Brainstorming a data science project

I've finished the R programming course and have now moved on to the next course in the sequence, Getting and Cleaning Data. In this one, I'll have the chance to further practice with R, reading formats, slicing and dicing the data into form, and creating what data scientists call a CodeBook, which is a reference for a data set but also records everything done to retrieve and prepare the data. I'm a little anxious to move on to exploratory data analysis and statistical techniques, but not sure I could complete all of the required exercises in the allotted time.

Instead, I'm thinking of doing some targeted study at work. I can allocate a small amount of my time to it, and just keep plugging at it. So, I thought I'd brainstorm some ideas right here.

We have a lot of application performance metrics to draw on, and I can mine the data generated from running internal test applications.

But first I want to specify the type of outcome I'm looking for. I'm going to create a model that learns from data in order to interpret new data and either recognize a pattern or predicts a future state based on causation
Machine learning is essentially this: generalizing from training data so that the properties, or model, of the data can be applied to other data sets, whether from the past, present or future.

I see the process playing out sort of like this:

0. Create new knowledge or confirm a suspected theory involving causation with respect to application performance monitoring.

1. Examine captured data with the intent of developing an hypothesis. The data would be things like server-side transactions, errors and transaction and browser traces. An hypothesis might be "to see if there is a relationship between the number of transaction trace segments and the CPU percentage taken by the monitored application."

2. Create a model in the form of an equation that derives from the hypothesis, whether or not it confirms it, denies it or shows no particular result. The model should represent a statistical approach to understanding the data.

3. I would like the model to learn from training data, and then, based on that learning, to apply itself to new data (the 'test' data) from which it would predict outcomes. So this third step is to define the training data. This would involve identifying what applications to monitor, and all of the many facets of that, including where the app runs (VM, cloud, local), amount and type of load, varying levels of load, agent and application and framework configuration settings.

4. Run the model against the training data. If there is a clear sign of causation, that's the ideal. This is unlikely to be clear cut, so the result may be that a certain confidence interval is the hoped-for outcome when the model is run against test data. But confirming the confidence interval with training data will be an important step.

5. Run the model against the test data to see if causation is apparent.

Some of the principals of machine learning are:

(a) To separate signal from noise
(b) To avoid both over-fitting (too specific) and under-fitting (too general)

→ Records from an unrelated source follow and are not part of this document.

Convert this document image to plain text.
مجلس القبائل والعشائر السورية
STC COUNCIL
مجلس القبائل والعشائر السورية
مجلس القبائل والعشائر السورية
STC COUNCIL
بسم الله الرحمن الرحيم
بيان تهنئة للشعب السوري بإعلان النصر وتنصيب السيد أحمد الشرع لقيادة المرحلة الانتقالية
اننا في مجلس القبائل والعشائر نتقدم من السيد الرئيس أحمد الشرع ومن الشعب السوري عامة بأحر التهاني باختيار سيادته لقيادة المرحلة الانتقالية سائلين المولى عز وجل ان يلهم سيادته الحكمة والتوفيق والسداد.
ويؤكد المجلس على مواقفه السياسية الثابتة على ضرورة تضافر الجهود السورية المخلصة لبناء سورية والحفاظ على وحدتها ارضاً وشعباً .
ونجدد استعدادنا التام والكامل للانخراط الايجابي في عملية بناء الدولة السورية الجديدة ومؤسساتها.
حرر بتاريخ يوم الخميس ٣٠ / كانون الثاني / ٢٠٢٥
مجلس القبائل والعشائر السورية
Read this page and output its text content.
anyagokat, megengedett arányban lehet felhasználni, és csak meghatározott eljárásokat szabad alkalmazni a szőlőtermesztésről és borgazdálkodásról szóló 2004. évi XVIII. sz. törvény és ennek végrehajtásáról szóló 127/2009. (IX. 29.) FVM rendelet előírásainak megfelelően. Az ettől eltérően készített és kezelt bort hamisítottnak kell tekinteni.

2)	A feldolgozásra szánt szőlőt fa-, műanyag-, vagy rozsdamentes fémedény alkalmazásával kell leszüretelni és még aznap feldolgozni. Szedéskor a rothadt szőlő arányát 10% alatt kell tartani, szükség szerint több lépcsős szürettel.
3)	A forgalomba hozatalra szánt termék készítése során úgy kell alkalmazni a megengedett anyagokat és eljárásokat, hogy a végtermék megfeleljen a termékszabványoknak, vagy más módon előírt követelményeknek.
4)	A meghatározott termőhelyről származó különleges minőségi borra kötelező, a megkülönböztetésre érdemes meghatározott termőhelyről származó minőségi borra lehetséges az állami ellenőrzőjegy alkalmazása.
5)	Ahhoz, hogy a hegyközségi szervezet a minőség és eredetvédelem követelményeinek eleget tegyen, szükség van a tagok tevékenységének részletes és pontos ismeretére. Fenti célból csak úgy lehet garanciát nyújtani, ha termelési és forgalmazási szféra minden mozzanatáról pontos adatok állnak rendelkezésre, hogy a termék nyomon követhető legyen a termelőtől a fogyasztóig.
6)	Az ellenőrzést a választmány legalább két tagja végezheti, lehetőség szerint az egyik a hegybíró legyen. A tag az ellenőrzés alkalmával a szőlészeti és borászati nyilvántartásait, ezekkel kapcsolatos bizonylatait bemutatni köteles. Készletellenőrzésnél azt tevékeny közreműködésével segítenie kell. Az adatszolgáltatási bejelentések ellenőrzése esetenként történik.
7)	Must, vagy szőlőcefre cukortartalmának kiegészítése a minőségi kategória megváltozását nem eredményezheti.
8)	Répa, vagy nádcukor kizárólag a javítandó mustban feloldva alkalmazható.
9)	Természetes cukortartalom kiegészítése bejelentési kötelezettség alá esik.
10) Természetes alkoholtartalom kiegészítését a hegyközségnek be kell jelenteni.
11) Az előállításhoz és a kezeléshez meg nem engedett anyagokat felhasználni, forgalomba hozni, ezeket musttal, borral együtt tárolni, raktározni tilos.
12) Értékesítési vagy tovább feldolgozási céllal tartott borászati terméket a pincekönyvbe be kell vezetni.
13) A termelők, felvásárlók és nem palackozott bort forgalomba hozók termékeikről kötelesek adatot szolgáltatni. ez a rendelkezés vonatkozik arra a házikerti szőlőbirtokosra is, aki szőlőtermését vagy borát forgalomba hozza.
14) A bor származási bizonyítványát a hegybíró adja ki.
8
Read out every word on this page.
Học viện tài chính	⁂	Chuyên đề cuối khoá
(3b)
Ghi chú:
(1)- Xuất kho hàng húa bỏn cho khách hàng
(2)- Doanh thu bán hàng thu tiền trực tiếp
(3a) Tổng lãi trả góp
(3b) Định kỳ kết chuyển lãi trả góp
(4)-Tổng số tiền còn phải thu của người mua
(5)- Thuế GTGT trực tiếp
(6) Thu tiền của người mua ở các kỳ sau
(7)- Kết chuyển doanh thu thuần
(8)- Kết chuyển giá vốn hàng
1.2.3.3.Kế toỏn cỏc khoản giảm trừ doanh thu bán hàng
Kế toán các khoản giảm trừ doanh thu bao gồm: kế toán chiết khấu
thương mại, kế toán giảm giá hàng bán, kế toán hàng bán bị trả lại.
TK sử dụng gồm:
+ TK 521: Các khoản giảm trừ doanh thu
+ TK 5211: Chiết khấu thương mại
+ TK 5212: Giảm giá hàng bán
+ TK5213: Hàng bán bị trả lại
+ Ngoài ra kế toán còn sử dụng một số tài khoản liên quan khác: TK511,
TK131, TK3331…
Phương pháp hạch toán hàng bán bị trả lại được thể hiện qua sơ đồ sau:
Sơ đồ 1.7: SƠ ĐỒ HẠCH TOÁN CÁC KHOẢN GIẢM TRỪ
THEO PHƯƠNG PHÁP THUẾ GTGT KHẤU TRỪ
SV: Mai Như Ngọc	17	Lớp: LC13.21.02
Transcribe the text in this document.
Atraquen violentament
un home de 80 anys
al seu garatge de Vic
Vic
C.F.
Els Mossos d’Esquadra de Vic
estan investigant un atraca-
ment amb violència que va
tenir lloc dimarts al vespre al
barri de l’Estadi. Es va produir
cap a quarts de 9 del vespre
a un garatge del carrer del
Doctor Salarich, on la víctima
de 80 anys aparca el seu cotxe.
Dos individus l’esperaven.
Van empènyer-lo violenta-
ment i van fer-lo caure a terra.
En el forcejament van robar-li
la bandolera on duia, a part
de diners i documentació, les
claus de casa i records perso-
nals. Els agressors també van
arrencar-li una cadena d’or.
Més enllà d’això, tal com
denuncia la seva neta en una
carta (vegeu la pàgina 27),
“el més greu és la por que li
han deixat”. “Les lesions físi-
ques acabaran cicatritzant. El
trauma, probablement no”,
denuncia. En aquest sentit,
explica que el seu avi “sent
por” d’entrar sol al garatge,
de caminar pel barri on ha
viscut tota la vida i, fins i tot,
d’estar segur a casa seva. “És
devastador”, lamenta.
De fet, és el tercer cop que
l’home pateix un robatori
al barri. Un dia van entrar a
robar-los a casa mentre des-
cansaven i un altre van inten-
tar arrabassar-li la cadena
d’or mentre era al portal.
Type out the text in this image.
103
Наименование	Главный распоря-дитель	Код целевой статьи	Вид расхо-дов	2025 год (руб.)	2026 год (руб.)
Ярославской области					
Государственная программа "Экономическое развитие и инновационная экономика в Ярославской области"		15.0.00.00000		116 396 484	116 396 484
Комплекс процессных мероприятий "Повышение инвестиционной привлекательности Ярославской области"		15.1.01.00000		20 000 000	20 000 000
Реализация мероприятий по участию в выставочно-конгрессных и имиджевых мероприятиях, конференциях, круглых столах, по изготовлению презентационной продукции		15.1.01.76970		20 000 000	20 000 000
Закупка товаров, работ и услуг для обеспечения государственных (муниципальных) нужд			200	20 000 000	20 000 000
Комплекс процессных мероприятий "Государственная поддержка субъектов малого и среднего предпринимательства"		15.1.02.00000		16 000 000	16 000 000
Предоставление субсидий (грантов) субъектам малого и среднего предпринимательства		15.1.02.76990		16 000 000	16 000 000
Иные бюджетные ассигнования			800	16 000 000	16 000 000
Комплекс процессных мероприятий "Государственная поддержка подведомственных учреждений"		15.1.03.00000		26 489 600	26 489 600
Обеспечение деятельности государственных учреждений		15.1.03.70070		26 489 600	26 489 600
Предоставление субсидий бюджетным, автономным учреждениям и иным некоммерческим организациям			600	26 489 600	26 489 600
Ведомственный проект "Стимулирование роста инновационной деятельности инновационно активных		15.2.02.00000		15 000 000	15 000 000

The model to be developed will be created based on my prior knowledge of the problem domain. The amount of bias that I bring to the model can determine how much the model over- or under-fits the data. For example, if I have observed that, for five servers being monitored, that, over a one-hour span, the CPU percentage doubles when two additional applications (any applications) are running on a server, then I could create a model that represents overall CPU percentage for a server as

CPU% = StartCPU% * (#AdditionalApps/2) * 2

My bias in using this model would be very high, and would result in a very generalized model. Such a model has a high bias. If instead I used created a model where the bias was low and allowed repeated iterations of the model on different data sets, then I could potentially overfit the model to the data. These are some of the concepts I'm working to understand. The e-book in progress, A First Encounter with Machine Learning, by Max Welling, was my primary source for this information.

I'm also starting to look to Microsoft's entry in the ML space, Microsoft Azure Machine Learning. This looks really cool! Automation and visualization of tasks, and the ability to include your own R scripts. I'll report on it shortly.